WOGSD: Introducing Waluthy, an open source, CLI-based Authy client

Winter of Getting Stuff Done is a seasonal theme I have set for Winter Season of 2020, based on CGP Grey's video. It's about getting stuff that I wanted to finish for some time done and not jumping onto new ideas all the time.

I've been meaning to figure out a promising alternative to Authy ever since Chrome Apps got killed back in 2017, especially as that was the only way to use Authy on a desktop computer back then.

Since then, Authy made their own electron app, which is the same thing as the chrome app, it just runs a separate chromium instance.

Image of the Authy Desktop app, courtesy of ArsTechnica

Initially, this covered my needs. I could access my tokens on my laptop, and that's sort of all I asked for.

But each time I launched it, waited for a couple seconds for it to load, scrambled in it to find the right entry, hit copy, alt-tabbed, pasted, alt-tabbed again and shut down Authy Desktop, I died a bit more inside. It just took too long, and required way too much interaction. Surely, there must be a better way to do this, right?

Sadly, I couldn't find any. So I took my time reverse engineering Authy, and hackily reimplemented the parts I needed to get it to work. It took me a weekend, but I had it done back in November and I did find a crypto weakness (more on that later), though I hadn't implemented everything back then. Notably, while I had code for Authy OTP generation, I hadn't actually implemented the API for it, especially as it had a more sophisticated sync mechanism.

State of early Waluthy

Still, out of dozens of keys, only 3 required use me to launch Authy's desktop app, which was good enough. And I could just drop to a terminal, type cauthy hetz and I'd immediately have Hetzner's TOTP code in my clipboard.

Sadly (and thankfully), the “died inside more as I did this” thing still happened ever time I had to do it. I wanted to implement other stuff I wanted to implement, but my laziness kept winning.

Until today (well, yesterday).

Waluthy

Yesterday night, I sat down and started implementing more and more APIs.

After an hour or two, I got far enough that I was able to do authentication:

Authentication prompt on phone

After a short break, I returned and implemented Authy TOTPs:

Me getting both regular and Authy TOTPs in a row

I asked for a better name for the project than “authy-cli”, especially as I wanted to make it clear that it's not affiliated with Authy, so I asked in our discord guild. This particular reply led to the cursed name of the project:

"you always name your projects stupid shit: authy wauthy" - "I... I was thinking cauthy, but I'm now tempted to call it waluthy"
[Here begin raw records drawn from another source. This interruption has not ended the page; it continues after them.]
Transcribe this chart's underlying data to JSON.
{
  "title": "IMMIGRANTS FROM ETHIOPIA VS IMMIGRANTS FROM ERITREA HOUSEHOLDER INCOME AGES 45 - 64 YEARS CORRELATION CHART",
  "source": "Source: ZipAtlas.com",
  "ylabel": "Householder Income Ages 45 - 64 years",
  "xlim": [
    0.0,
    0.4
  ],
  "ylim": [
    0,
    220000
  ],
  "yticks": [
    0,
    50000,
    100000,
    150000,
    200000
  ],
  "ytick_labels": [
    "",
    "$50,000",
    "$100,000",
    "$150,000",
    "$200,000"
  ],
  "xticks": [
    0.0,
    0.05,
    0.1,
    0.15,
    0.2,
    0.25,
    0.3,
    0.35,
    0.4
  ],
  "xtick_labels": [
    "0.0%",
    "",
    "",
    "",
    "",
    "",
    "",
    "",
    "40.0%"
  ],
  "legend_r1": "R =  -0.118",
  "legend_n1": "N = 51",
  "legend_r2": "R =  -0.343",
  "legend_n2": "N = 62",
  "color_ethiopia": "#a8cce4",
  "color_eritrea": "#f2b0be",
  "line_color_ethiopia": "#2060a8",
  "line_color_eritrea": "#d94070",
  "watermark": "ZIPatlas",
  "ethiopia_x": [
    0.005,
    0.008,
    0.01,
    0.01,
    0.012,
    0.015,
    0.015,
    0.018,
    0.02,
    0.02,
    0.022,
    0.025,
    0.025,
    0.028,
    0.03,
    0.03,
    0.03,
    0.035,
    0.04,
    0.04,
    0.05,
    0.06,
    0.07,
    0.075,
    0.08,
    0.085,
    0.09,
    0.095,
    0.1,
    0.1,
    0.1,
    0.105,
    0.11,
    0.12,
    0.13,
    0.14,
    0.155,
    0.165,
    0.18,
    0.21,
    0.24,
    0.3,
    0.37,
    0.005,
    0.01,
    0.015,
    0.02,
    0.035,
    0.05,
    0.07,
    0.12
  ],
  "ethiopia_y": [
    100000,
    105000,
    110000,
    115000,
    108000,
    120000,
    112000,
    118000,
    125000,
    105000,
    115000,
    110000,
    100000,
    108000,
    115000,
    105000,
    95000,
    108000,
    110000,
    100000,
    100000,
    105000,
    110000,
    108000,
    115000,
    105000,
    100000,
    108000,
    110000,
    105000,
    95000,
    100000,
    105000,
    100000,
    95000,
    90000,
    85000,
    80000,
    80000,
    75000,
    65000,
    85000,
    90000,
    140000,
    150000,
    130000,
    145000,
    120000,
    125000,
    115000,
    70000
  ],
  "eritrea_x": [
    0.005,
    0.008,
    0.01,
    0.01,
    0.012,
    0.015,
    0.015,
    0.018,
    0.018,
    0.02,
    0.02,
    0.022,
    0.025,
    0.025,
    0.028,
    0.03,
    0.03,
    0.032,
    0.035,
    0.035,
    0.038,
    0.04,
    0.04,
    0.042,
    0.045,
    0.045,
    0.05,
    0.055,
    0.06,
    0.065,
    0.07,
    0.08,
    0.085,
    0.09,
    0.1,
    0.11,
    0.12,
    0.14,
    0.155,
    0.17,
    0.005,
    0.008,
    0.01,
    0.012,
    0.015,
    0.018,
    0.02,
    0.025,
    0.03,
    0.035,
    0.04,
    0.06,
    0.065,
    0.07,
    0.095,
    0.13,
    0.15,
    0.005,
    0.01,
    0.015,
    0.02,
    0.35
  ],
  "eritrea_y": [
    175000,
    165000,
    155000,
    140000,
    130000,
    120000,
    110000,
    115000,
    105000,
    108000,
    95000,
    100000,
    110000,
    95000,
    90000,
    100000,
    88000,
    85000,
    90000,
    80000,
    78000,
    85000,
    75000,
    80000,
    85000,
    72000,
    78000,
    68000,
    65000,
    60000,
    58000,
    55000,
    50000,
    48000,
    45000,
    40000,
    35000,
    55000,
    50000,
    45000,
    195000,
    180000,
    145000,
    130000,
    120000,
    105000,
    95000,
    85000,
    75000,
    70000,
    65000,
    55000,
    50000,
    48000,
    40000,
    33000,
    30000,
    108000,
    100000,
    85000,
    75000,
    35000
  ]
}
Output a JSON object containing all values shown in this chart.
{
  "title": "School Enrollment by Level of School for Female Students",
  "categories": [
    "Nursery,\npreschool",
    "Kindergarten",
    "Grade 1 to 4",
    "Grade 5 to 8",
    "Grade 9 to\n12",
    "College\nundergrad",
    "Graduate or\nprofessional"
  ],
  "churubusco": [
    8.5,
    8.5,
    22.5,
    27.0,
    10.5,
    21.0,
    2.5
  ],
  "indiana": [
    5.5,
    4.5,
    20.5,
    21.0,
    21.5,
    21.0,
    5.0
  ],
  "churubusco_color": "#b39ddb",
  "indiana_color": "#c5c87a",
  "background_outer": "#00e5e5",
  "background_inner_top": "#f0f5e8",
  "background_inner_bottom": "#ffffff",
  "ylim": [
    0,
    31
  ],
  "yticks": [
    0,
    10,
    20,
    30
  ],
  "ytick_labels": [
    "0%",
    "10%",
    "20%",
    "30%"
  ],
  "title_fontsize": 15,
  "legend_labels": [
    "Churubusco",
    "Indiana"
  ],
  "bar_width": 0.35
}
After this I extended argparser support so that I could have authentication, sync and token copying etc done from one single script, and finally implemented an interactive authentication:

Interactive authentication

And I silently released it around UTC+3 4AM. The release was silent mostly because I wanted to get some more work done on it before I posted it (also I wanted this blog post done).

Still, the people that I shared it with seemed to enjoy it, because there were cool logo ideas (by julian, eden, eden and me). I went with the second from last one there by eden for reasons.

Today, I went back and fixed a couple bugs, moved accounts into config file and implemented a local encryption feature (hopefully without the same crypto weaknesses I detailed below) so that data isn't stored plaintext.

Waluthy functioning with crypto

I think it's ready enough for me to make a less-silent release, so here it is. The louder release of Waluthy.

Enjoy: https://gitlab.com/a/waluthy

The (Small) Crypto Weaknesses

Basically, there's 2 weaknesses that I spotted, both related to the “Backup Password” feature:

Going by this old, 2017 gist, you can get upwards of 101.3 GH/s with a 8x1080Ti rig, which, if I'm interpreting stuff properly, means around 100M password attempts per second.

Neither of these are big issues, but all in all I do not trust the backup password feature to protect my TOTP tokens anymore in the event that my Authy account (or Authy servers) get breached.

Why didn't I report these to Authy, you might ask. Simple: They're owned by Twilio, and their bugcrowd is shared with Twilio. While it is in scope...

Authy in "in scope" list

It is considered “Other”, which means that I'd practically get no bounty nor kudos for this:

Payouts for different scopes and authy not being in primary or secondary scopes, meaning Nothing to $500

I'm fine with that, it's a free service without ads or in-app purchases after all, but...

Disclosures not allowed, even after bug is fixed

Yeah, no, that's not okay. Users deserve to know that this is the case, or if it gets fixed, was the case.